Taylor Swift Would possibly Fly Her Personal Jet From Japan to the Tremendous Bowl—and Local weather Activists Aren’t Joyful

Taylor Swift’s use of her private jet is creating bad blood between her and climate activists.

The singer is reportedly planning to fly from Tokyo to watch her boyfriend, Travis Kelce, play in the Super Bowl in Las Vegas, before flying back to Melbourne for a concert five days later. The 14,000-mile, 29-hour round-trip flight would burn about 8,800 gallons of fuel and create some 90 tons of carbon emissions, The Washington Post reported on Wednesday. That’s apparently more than all the carbon emissions that six average Americans will produce this year.

Since Swift and Kelce started dating, the pop star has been flying around the country to watch his games. (She owns both a Dassault Falcon 900 and a Dassault Falcon 7X.) Swift’s publicist told the Post that she buys carbon offsets to make up for her private-jet travel, but they wouldn’t say what kind or how many offsets the singer has bought.
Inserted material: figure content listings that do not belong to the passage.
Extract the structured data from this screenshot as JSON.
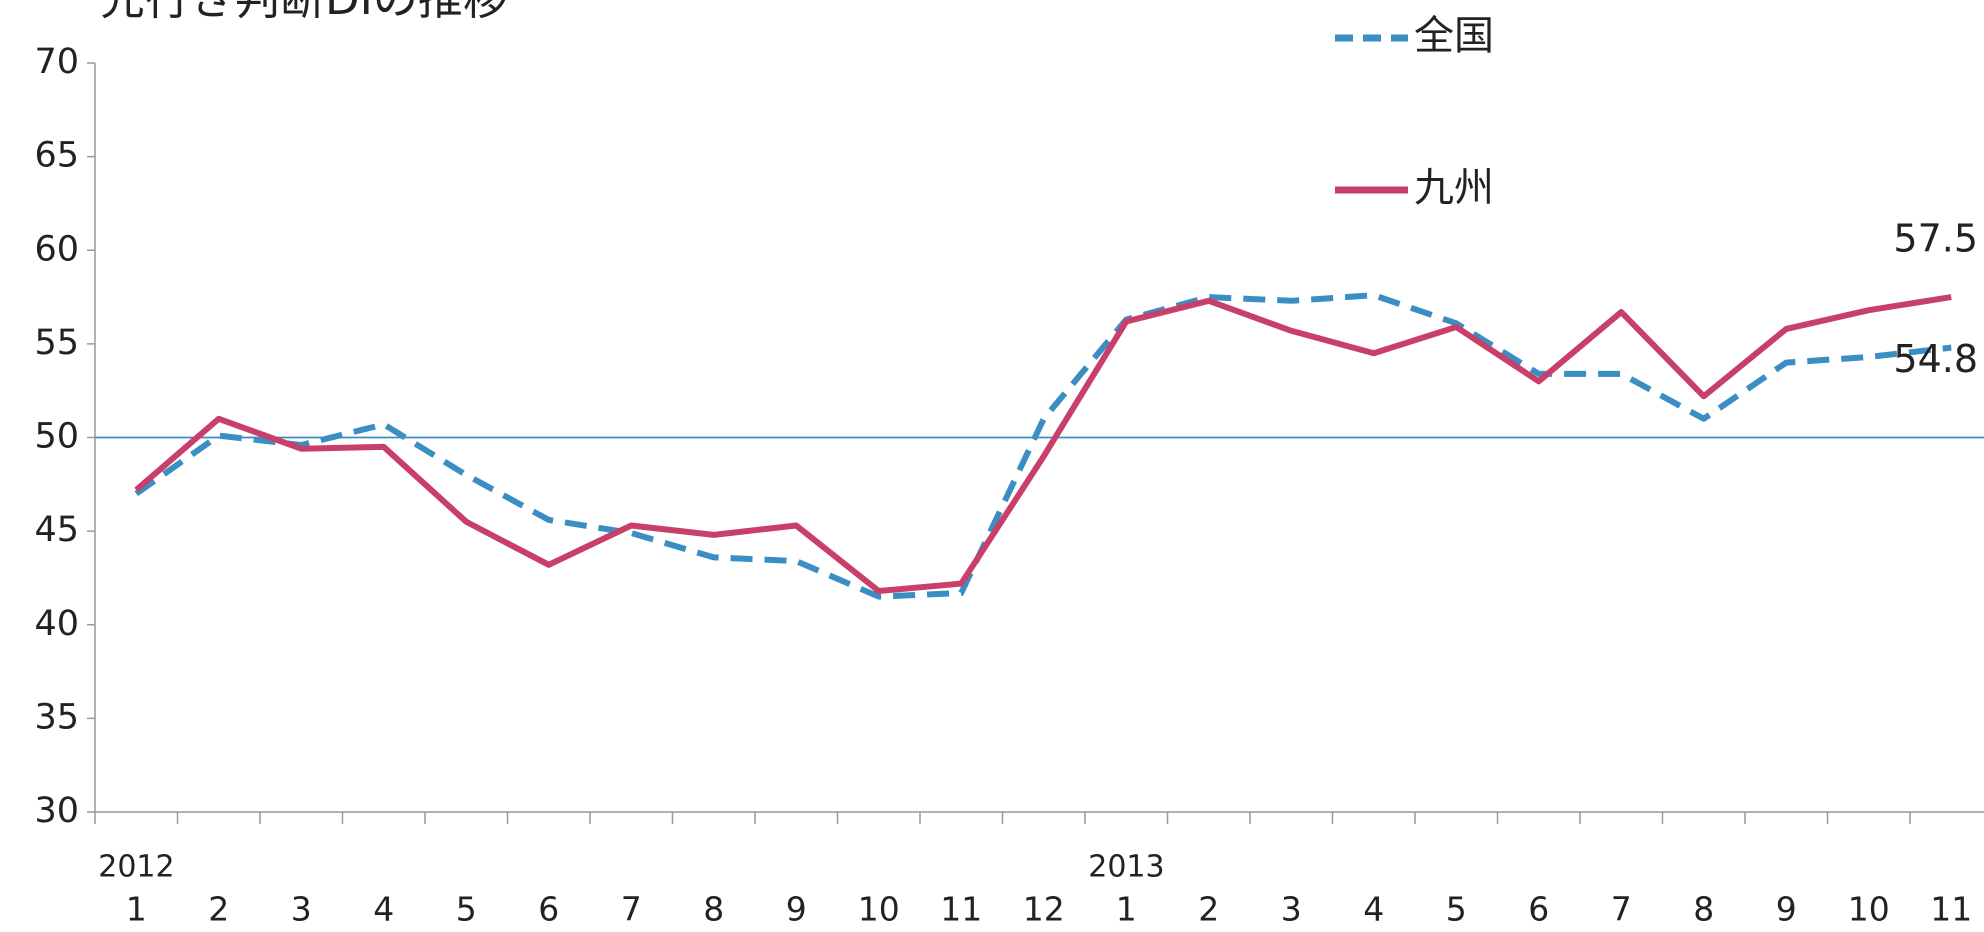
{
  "chart_data": {
    "type": "line",
    "title": "先行き判断DIの推移",
    "categories": [
      "1",
      "2",
      "3",
      "4",
      "5",
      "6",
      "7",
      "8",
      "9",
      "10",
      "11",
      "12",
      "1",
      "2",
      "3",
      "4",
      "5",
      "6",
      "7",
      "8",
      "9",
      "10",
      "11"
    ],
    "year_labels": [
      "2012",
      null,
      null,
      null,
      null,
      null,
      null,
      null,
      null,
      null,
      null,
      null,
      "2013",
      null,
      null,
      null,
      null,
      null,
      null,
      null,
      null,
      null,
      null
    ],
    "series": [
      {
        "name": "全国",
        "color": "#3a8ec4",
        "dashed": true,
        "values": [
          47.0,
          50.1,
          49.6,
          50.7,
          48.0,
          45.6,
          44.9,
          43.6,
          43.4,
          41.5,
          41.7,
          51.0,
          56.3,
          57.5,
          57.3,
          57.6,
          56.1,
          53.4,
          53.4,
          51.0,
          54.0,
          54.3,
          54.8
        ]
      },
      {
        "name": "九州",
        "color": "#c8406a",
        "dashed": false,
        "values": [
          47.2,
          51.0,
          49.4,
          49.5,
          45.5,
          43.2,
          45.3,
          44.8,
          45.3,
          41.8,
          42.2,
          49.0,
          56.2,
          57.3,
          55.7,
          54.5,
          55.9,
          53.0,
          56.7,
          52.2,
          55.8,
          56.8,
          57.5
        ]
      }
    ],
    "hline": 50,
    "ylim": [
      30,
      70
    ],
    "yticks": [
      30,
      35,
      40,
      45,
      50,
      55,
      60,
      65,
      70
    ]
  }
}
In general, flying on a private plane is the most carbon-intensive way to travel, with nine times more carbon created per passenger when compared with flying commercial, according to a University College London paper cited in The Washington Post. Some activists have called for bans on private planes altogether, while others have promoted carbon offsets as a way to minimize the net amount of emissions. Elsewhere, taxes have been floated as a way for private fliers to pay for their pollution.

One such proposal currently sitting in Congress would raise the tax on private jet fuel to $1.95 per gallon. (The current tax is 22 cents a gallon.) If that act were to pass, Swift would pay $17,000 in taxes on her trip from Tokyo to Las Vegas to Melbourne. As it stands, she will only put down about $1,900. Others have raised the prospect of taxing private-jet sales or not allowing owners to deduct the cost of flying as a business expense when tax season rolls around.

“We could do something as simple as denying business deductions for private jet travel,” Victoria Haneman, a law professor at the Creighton University School of Law, told the Post. “If you decide to travel by private jet, you bear the expense of it.”

In Swift’s case, her Falcon 900 costs $13.9 million a year to operate, according to Guardian Jet data cited by the newspaper. Her Falcon 7X costs some $5.3 million a year. Haneman doesn’t think that such a change is likely anytime soon, though, calling it “extraordinarily controversial.”

We just as likely won’t be seeing Swift on a commercial jet next month.